Ne zaman müzakereler bir ateşkes sağlamaya yaklaşsa, işgal rejimi normal hayata dönüşün kendi koşullarının kabul edilmesine bağlı olduğunu göstermek için kuşatmayı tırmandırmaya başvurmaktadır. Son müzakerelerde de böyle oldu. İsrail, direnişi güvenlik ve siyasi tavizler vermeye zorlamak amacıyla yardımların ulaştırılmasını geciktirmiştir. Bu uygulamalar, yardımların kesilmesinin sadece idari bir tedbir olmadığını, Gazze'deki siyasi sahneyi açlık ve yoksullaştırma yoluyla yeniden şekillendirmeyi amaçlayan sistematik bir politika olduğunu ve Gazze ablukasını sadece askeri bir silah değil, işgal rejiminin iradesini Gazze halkına ve uluslararası topluma dayatmanın bir aracı haline getirdiğini ortaya koymaktadır.
Gazze'deki abluka artık sadece hareketin kısıtlanması ya da geçişlerin kontrol altına alınmasından ibaret değil. Aksine, temel altyapının tamamen çökmesi ve sivillerin hayatta kalmak için verdikleri günlük bir savaş haline geldi. Yardım akışının durdurulması, gıda ve ilaç girişine getirilen ciddi kısıtlamalarla birlikte insani kriz daha önce görülmemiş bir hızla kötüleşti. Gazze'de yaşam, işgalci rejimin kalıcı bir gerçeklik olarak yerleştirmeye çalıştığı sistematik bir insani felakete dönüştü. İşgalcilerin insani yardımları hedef alması ve temel ihtiyaç maddeleriyle yüklü kamyonların girişini engellemesinin ardından Gazzeliler bugün ciddi gıda sıkıntısıyla karşı karşıya.
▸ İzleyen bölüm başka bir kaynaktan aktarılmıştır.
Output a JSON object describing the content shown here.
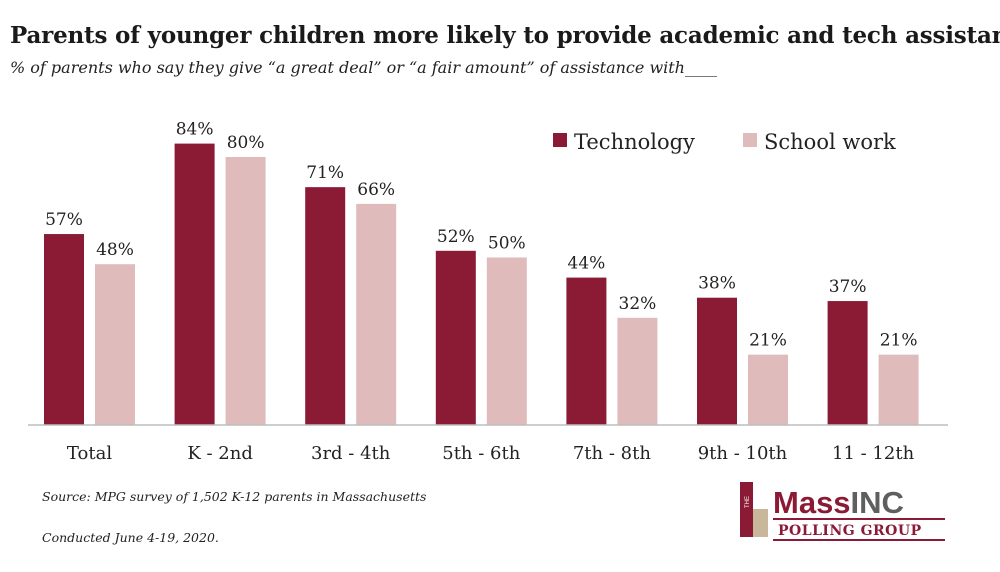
{
  "title": "Parents of younger children more likely to provide academic and tech assistance",
  "subtitle": "% of parents who say they give “a great deal” or “a fair amount” of assistance with____",
  "source": "Source: MPG survey of 1,502 K-12 parents in Massachusetts",
  "conducted": "Conducted June 4-19, 2020.",
  "logo": {
    "side_text": "THE",
    "word_a": "Mass",
    "word_b": "INC",
    "sub": "POLLING GROUP",
    "colors": {
      "dark": "#8b1a35",
      "gray": "#5f5f5f",
      "tan": "#c9b79c"
    }
  },
  "colors": {
    "technology": "#8b1a35",
    "school_work": "#dfbbbb"
  },
  "chart_data": {
    "type": "bar",
    "categories": [
      "Total",
      "K - 2nd",
      "3rd - 4th",
      "5th - 6th",
      "7th - 8th",
      "9th - 10th",
      "11 - 12th"
    ],
    "series": [
      {
        "name": "Technology",
        "values": [
          57,
          84,
          71,
          52,
          44,
          38,
          37
        ],
        "labels": [
          "57%",
          "84%",
          "71%",
          "52%",
          "44%",
          "38%",
          "37%"
        ]
      },
      {
        "name": "School work",
        "values": [
          48,
          80,
          66,
          50,
          32,
          21,
          21
        ],
        "labels": [
          "48%",
          "80%",
          "66%",
          "50%",
          "32%",
          "21%",
          "21%"
        ]
      }
    ],
    "ylim": [
      0,
      100
    ],
    "legend": "top-right",
    "grid": false
  }
}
Fırınlar çalışmayı durdurdu, marketler neredeyse boşaldı, fiyatlar fırladı. Bu da milyonlarca insanın iki yakasını bir araya getirmesini günlük olarak yaşadıkları bir zorluk haline getirdi. İlaç ise, elektrik kesintileri ve yakıt sıkıntısı nedeniyle hastaneler hizmet veremez hale geldiği için nadir bulunan bir lüks haline geldi. Keza yaralıları ve hastaları tedavi etmek te bir mucize haline geldi.
İşgal rejimi yardımları engellemekle yetinmemiştir. Kalan altyapıyı da kasıtlı olarak tahrip etmiştir. İşgal rejimi Bakanı, Deyr el-Belah'taki merkezi su tesisinin elektriğini keserek Gazze Şeridi'ndeki susuzluk ve kirlilik krizini arttırmıştır. Elektrik şebekesinin yüzde 90'ından fazlasının tahrip edilmesiyle birlikte, arıtma tesislerinin çalışması neredeyse imkansız hale gelmiş ve özellikle de bu tesisleri çalıştırmak için gereken yakıt engellendiği için sivillerin hayatı tehlikeye girmiştir. Bu politikalar sadece savaşın sonuçları değil, Gazze'deki yaşamı her yönden boğarak yok etmeyi amaçlayan sistematik bir açlık ve susuz bırakma stratejisidir. Bu felaketin merkezinde en büyük bedeli ise çocuklar, hastalar ve yaşlılar ödemektedir. Bir zamanlar hastalarla dolup taşan hastaneler artık asgari düzeyde sağlık hizmeti bile veremez hale gelirken hayati önem taşıyan ilaçlar tükenmiş, elektrik kesintileri nedeniyle tıbbi ekipmanlar devre dışı kalmıştır. Özel süt ve besin maddelerine ihtiyaç duyan çocuklar ciddi yetersiz beslenme riskiyle karşı karşıya kalırken, diyaliz veya kemoterapiye ihtiyaç duyan hastalar arafta bırakılmıştır. Kronik hastalıklardan muzdarip yaşlılar ilaçsız kalmıştır. Aileler, hayatta kalmanın tüm unsurlarının tamamen çökmesi karşısında en temel ihtiyaçlarını bile karşılayamamaktadır.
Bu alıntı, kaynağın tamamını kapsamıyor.